Are magazines a dead issue?

Are magazines a dead issue?
World of Books

 

Some days I stand in front of the magazine racks in Easons and wonder if the great era of the general magazine is now over. Are they, so to speak, now dead in the water, killed off by television and the internet? Certainly they are not what they once were.

The magazine as we knew it came into existence in the 18th century as a small leaflet. The Spectator of Addison and Steele (whose essays an older generation loved). In the early part of the 19th Century the general magazine emerged, as Chamber’s, Blackwood’s and others, store houses (as the name suggests) of varied things.
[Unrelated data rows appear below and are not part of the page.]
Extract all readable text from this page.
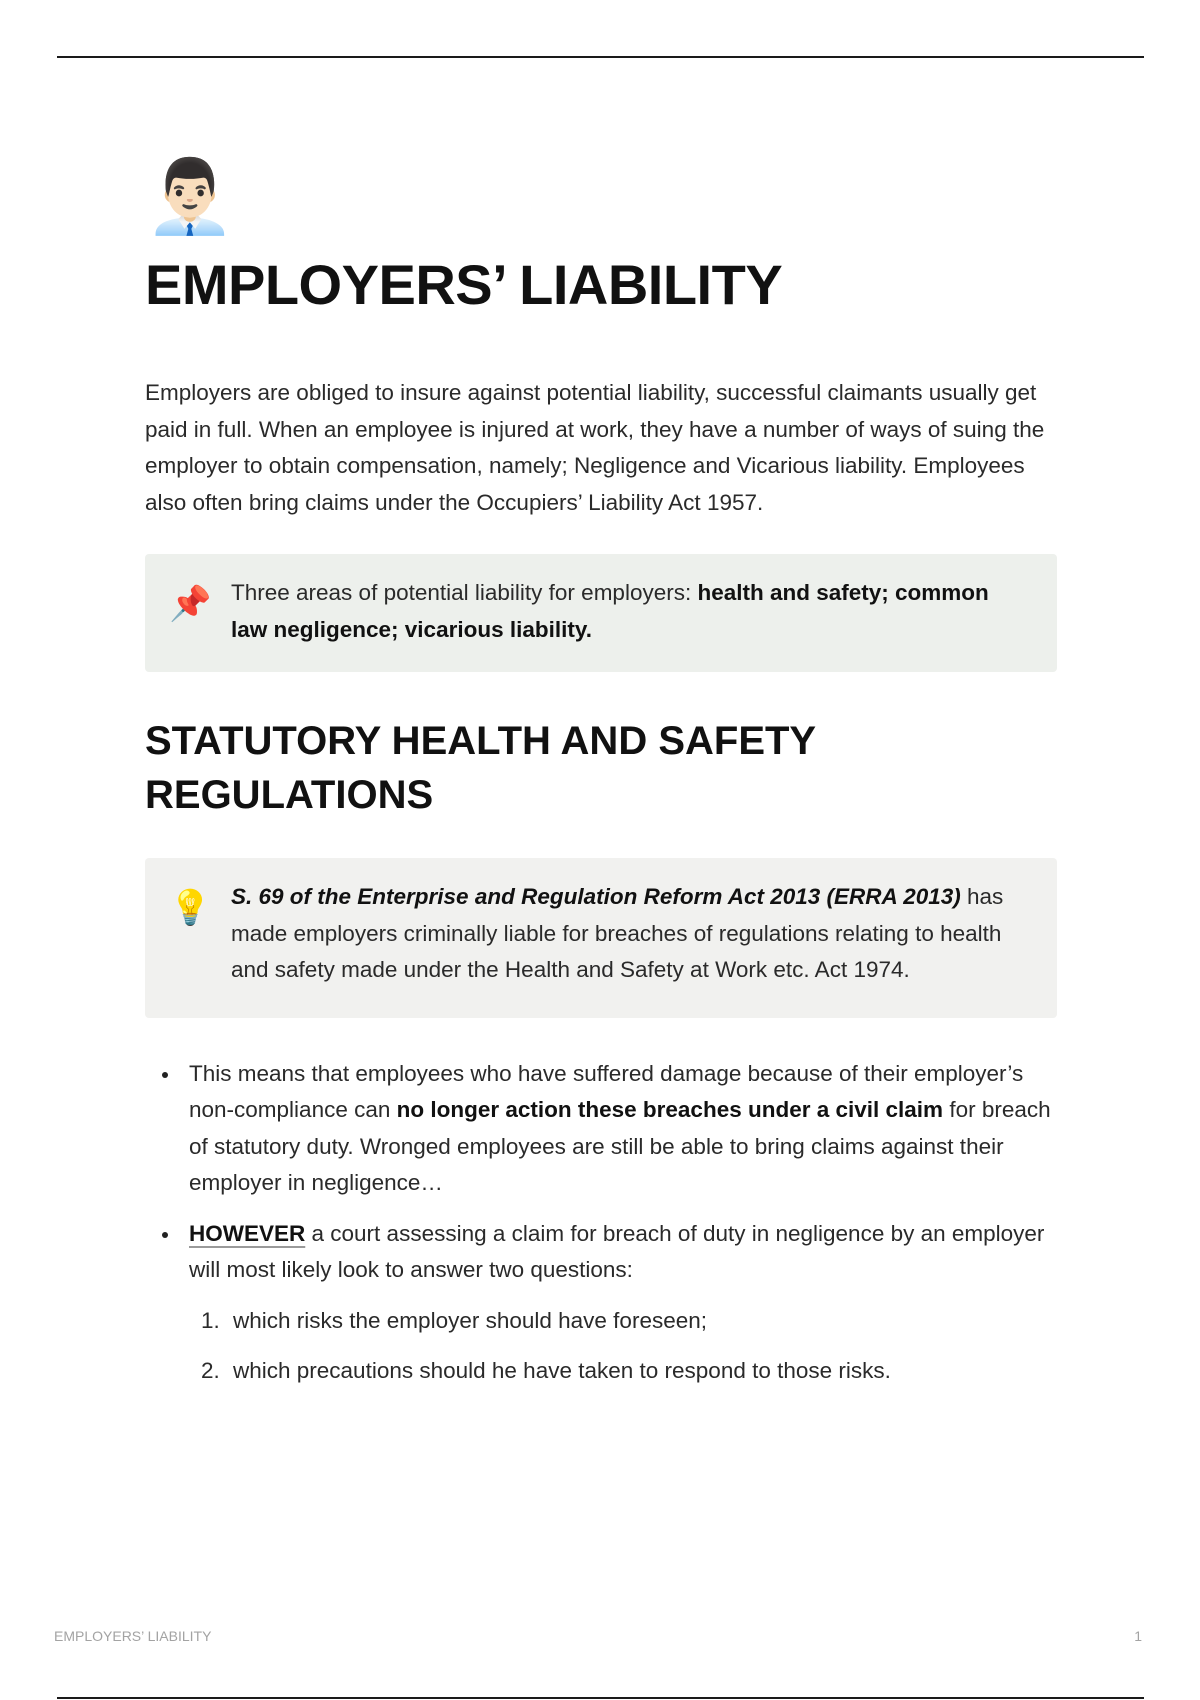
👨🏻‍💼
EMPLOYERS’ LIABILITY

Employers are obliged to insure against potential liability, successful claimants usually get paid in full. When an employee is injured at work, they have a number of ways of suing the employer to obtain compensation, namely; Negligence and Vicarious liability. Employees also often bring claims under the Occupiers’ Liability Act 1957.

📌 Three areas of potential liability for employers: health and safety; common law negligence; vicarious liability.
STATUTORY HEALTH AND SAFETY REGULATIONS
💡 S. 69 of the Enterprise and Regulation Reform Act 2013 (ERRA 2013) has made employers criminally liable for breaches of regulations relating to health and safety made under the Health and Safety at Work etc. Act 1974.
This means that employees who have suffered damage because of their employer’s non-compliance can no longer action these breaches under a civil claim for breach of statutory duty. Wronged employees are still be able to bring claims against their employer in negligence…
HOWEVER a court assessing a claim for breach of duty in negligence by an employer will most likely look to answer two questions:
1. which risks the employer should have foreseen;
2. which precautions should he have taken to respond to those risks.
EMPLOYERS’ LIABILITY	1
These were followed by the critical quarterlies in which the great issues of the day would be debated vigorously. In the latter half of that era the general magazine developed,  Once A Week, The Strand, The Windsor and those aimed at the special interests of men and women came into being, such as Women’s Own and Practical Mechanics.

The magazines remained a powerful presence until WWII, then they began to shrink, then close. Television came and advertising went there rather than into magazines. More and more of them disappeared. And with the creation of the internet a new source of general information, to which anyone could contribute emerged.

What survived were, for a time, specialist magazines. But they too have now declined.

Take History Today, founded by Brendan Bracken. This managed to publish well informed authoritative articles on all aspects of history (and not just the Tudors and the Nazis). Recently this has undergone two major changes, and is now quite frankly rubbish. History Ireland and Archaeology Ireland are far, far better.

Shadow
 of
 itself

Then there was the Geographical Magazine set up by Francis Huxley. This too was a fine magazine, with wonderful writers and photographers, who really knew what they were writing about. That too has become a shadow of itself, partly it seems because the authoritative writers don’t want to write for it, and readers prefer box sets and the internet.

Another example, closer to home, is Ireland of the Welcomes. Founded in 1952, with fine design and lively editing, one could find there the likes of Sean O’Faolain and Frank O’Connor. But alas a few years ago Fáilte Ireland sold off the magazine to an Irish firm, who last year sold it on to American interests, who were interested only in the subscription list. It is now hardly worth looking at even in the shops.

I won’t lament the disappearance of the Saturday Evening Post, Look, Life and Holiday, the great magazines of the 1930s through ‘60s. All of these were a feast for the mind, the heart, and the eye.

The worst, the most horrendous example is what became of the National Geographic. Originally this was sold only through subscription and its arrival in the post with its yellow framed cover was a real treat. The magazine pioneered the use of  full colour  photography before WWI. The maps were horded by bed-sitting room travellers. The books the society published were marvels of  production.

But there too the rot has set in. First the society moved into television with 20th Century Fox, which was owned by Rupert Murdoch. Now the whole shebang, or what is left of a once great enterprise, has been sold on to Disney.

The documentaries are rubbish, the replicating  titles are mere travel advertising, the maps are gone and it seems the involvement with the like of Captain Cousteau, Jane Goodall, Louis Leakey and other scientists is a thing of the past. The pages have been reduced, the sensations increased, the important writers have gone elsewhere.

The decline of magazine publishing seems to reflect a general decline in seriousness, and true enjoyment. Readers have come to be seen not as customers, but as mere revenue streams.

It happened here too. Am I the only one to lament the passing of the Divine Word Magazine, a wonderful production over all its years, until changing times and changing tastes, and perhaps the decline of religion, killed it?

Still there are those, here and abroad, who are still cheered every month by a new issue of Ireland’s Own – a miracle of a magazine publishing in its unique Irish way.